Anthropology | Anth of the Performing Arts
E600 | 24979 | Royce


What unique contributions to human society do the performing arts
make?  In responding to that question, scholars and performers have
examined the different genres of performing arts--dance, music,
theatre, looking at their form, their meaning, the contexts in which
they occur, and the many roles of the performers who embody the art
and present it to audiences.  We will follow these areas of research,
looking for the commonalities in performance, genres, and performers
across space, time, and culture.

Some specific areas include the meaning of interpretation, aesthetic
systems, virtuosity and artistry, the nature of genre, the gendered
nature of performance,audience, the relationship between the creator
of a work and the performer, between the performer and the audience.
We will draw examples from both Eastern and Western forms, historic
and contemporary, ritual and theatrical.  Some will include Kabuki,
Butoh, and Nihon Buyo, Chinese Opera, the Italian commedia dell’arte,
Indonesian wayang golek, classical ballet, modern dance, shamanism
(Siberian, Balinese, Haitian, Zapotec), Tewa ritual, different musical
traditions, both instrumental and vocal.

Course Requirements will include a research paper (25-30 pages, which
may include video or other audio-visual modes of presentation) on a
topic that may be about a genre (i.e. Kabuki) or a theoretical
question (i.e. virtuosity, improvisation, etc.), or a performer (Alvin
Ailey, I Made Bandem, etc); and a final take-home essay about
performing arts as a focus of research within Anthropology.

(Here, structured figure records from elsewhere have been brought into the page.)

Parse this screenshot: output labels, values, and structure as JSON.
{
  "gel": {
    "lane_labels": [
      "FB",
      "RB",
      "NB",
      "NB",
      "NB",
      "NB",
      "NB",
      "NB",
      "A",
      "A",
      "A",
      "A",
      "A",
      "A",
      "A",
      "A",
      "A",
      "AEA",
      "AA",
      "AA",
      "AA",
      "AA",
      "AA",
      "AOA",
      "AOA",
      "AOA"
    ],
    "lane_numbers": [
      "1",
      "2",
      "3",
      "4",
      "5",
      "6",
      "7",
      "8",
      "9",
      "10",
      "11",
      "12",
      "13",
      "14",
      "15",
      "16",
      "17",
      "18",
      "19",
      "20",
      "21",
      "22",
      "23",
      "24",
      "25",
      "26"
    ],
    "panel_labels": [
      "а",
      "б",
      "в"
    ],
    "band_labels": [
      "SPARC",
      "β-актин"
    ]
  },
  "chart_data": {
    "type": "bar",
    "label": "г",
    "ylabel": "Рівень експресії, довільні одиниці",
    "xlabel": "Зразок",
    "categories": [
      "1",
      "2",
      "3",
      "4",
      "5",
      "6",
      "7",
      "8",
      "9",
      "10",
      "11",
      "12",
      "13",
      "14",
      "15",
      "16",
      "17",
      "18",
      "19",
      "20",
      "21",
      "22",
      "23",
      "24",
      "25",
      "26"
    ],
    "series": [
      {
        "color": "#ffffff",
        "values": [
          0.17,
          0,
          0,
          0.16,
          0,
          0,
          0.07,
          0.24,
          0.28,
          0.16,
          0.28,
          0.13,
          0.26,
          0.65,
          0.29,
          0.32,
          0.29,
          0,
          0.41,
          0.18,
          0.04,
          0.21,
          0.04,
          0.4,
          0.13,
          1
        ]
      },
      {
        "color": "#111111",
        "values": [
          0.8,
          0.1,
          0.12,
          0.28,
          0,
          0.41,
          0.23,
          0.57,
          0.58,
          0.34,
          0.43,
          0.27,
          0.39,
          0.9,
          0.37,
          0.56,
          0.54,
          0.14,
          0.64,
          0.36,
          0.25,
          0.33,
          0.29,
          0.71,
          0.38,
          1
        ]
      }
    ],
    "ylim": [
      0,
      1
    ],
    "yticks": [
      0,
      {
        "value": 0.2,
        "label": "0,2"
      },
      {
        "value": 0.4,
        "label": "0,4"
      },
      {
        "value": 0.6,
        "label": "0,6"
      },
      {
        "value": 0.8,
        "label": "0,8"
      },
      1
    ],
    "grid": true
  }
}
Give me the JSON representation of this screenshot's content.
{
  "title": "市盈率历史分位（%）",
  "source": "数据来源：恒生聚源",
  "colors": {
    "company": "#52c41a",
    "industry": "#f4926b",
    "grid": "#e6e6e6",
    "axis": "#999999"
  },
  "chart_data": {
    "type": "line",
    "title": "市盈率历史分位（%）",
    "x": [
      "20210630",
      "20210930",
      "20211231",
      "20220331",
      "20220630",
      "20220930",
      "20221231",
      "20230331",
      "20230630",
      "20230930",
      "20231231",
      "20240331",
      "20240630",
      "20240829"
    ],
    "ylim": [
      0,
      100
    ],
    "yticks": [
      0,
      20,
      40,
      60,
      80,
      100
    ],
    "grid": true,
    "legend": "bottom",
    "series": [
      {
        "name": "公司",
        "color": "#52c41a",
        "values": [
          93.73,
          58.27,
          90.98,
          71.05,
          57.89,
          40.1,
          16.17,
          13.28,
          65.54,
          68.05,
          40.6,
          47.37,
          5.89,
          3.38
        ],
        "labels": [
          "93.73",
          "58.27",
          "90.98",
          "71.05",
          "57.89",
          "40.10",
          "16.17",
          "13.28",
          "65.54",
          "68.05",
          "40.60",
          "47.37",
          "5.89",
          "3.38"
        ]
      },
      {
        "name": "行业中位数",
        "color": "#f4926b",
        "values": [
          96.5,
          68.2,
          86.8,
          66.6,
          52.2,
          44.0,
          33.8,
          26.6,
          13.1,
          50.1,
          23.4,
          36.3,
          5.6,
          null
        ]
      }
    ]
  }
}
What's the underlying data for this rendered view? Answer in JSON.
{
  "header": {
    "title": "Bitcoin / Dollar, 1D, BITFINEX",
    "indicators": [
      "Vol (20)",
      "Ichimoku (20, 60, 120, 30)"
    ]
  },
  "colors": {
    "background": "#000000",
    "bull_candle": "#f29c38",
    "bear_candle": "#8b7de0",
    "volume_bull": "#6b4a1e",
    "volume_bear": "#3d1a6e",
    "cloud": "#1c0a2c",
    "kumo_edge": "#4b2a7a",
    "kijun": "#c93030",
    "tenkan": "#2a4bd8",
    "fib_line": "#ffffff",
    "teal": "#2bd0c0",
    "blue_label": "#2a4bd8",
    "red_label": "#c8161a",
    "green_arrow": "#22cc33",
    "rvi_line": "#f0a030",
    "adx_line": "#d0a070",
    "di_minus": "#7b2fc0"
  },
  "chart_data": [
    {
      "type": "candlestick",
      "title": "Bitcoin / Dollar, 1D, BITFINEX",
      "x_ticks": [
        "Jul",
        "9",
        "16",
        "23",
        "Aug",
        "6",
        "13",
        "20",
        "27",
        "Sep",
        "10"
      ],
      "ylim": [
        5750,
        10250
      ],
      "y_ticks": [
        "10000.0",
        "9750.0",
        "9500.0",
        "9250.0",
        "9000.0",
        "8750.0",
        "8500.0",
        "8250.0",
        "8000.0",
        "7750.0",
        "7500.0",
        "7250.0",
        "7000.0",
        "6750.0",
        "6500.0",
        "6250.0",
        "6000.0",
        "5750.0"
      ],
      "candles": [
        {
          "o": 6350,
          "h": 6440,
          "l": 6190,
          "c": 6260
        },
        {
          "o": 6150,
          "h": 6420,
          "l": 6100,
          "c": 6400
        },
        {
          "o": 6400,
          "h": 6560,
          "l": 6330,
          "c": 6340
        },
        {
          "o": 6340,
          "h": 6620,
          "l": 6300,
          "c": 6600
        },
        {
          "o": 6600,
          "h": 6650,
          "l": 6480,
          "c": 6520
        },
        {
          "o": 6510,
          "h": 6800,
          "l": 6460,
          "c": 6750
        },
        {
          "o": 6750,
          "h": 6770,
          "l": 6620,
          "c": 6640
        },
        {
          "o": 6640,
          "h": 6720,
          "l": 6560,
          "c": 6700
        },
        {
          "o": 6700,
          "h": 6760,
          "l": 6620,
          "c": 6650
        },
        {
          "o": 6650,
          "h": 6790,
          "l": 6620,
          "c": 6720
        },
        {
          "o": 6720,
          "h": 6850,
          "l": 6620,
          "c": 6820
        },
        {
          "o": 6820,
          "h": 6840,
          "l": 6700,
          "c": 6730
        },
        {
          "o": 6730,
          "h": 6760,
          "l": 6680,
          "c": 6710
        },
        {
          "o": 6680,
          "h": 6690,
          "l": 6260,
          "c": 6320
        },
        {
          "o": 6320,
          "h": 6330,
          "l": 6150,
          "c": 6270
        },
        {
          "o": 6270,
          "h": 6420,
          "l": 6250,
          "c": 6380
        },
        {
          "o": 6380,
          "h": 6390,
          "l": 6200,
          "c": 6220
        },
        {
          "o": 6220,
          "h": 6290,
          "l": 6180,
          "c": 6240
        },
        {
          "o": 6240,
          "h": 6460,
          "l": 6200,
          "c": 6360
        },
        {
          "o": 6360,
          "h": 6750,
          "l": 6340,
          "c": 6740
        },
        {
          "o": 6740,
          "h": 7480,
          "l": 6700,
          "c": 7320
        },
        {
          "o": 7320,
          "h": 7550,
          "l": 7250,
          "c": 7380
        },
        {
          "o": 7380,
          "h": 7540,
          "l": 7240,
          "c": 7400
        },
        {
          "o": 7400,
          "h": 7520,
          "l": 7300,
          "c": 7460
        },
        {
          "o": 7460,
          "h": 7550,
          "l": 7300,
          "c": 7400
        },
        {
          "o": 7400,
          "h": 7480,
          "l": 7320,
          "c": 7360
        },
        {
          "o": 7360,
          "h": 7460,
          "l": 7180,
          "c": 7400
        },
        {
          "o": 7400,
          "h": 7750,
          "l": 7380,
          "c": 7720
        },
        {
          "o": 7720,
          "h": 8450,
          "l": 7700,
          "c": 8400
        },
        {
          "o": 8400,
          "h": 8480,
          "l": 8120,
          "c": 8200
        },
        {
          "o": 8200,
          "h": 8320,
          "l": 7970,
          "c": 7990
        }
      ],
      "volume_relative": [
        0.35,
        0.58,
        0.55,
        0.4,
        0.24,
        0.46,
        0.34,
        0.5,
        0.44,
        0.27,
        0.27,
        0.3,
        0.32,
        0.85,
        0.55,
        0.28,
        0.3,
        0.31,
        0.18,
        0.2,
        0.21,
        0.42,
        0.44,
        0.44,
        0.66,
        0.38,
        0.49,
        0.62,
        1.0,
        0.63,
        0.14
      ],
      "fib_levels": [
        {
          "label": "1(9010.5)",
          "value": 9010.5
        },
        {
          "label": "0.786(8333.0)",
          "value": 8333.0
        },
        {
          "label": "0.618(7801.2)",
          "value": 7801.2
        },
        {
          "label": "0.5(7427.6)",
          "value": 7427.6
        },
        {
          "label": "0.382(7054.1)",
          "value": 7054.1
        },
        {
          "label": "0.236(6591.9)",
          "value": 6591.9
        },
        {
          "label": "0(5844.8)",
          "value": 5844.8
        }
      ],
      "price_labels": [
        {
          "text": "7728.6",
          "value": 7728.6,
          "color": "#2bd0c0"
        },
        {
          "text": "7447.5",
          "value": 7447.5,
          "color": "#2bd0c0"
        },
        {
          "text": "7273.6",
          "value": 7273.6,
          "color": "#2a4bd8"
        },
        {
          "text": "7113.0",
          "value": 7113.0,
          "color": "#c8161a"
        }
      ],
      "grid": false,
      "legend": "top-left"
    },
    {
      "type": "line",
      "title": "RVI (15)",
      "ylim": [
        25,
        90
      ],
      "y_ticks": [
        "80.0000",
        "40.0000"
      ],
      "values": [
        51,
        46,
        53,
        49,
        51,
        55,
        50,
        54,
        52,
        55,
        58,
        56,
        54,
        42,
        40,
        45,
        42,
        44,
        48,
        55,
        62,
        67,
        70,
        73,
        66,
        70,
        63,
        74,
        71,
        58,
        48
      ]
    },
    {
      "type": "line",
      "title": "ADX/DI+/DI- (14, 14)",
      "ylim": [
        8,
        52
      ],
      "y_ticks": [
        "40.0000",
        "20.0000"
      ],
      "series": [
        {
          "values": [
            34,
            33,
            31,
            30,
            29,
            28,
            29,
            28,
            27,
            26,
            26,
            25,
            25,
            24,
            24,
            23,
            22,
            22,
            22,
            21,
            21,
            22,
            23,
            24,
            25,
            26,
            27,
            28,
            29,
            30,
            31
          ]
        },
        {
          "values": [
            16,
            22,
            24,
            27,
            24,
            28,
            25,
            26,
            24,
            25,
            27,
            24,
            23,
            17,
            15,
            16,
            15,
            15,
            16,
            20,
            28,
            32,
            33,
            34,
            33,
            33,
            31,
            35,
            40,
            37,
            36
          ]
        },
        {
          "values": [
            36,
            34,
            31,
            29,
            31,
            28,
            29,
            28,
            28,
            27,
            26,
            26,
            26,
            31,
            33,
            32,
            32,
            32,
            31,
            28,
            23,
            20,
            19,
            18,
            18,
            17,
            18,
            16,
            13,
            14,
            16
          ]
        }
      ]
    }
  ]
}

Texts for the seminar will come from the following titles, and will
include articles as well:


Mark Morris, 1995, Joan Acocella.
Performing the Nation, 2001, Kelly Askew.
Conversations with Peter Brook, 2003, Margaret Croyden.
Voices of the Puppet Masters, 2002, Mimi Herbert.
Chopin at the Boundaries: Sex, History, and Musical Genre, 1996,
Jeffrey Kallberg.
Anthropology of the Performing Arts: Artistry, Virtuosity, and
Interpretation in Cross-Cultural Context,
2004, Anya Peterson Royce.
Paper Tangos, 1998, Julie Taylor.
The Anthropology of Performance, 1987, Victor Turner.
Nihon Buyo: Classical Dance of Modern Japan, 2001, Kazuko Yamazaki.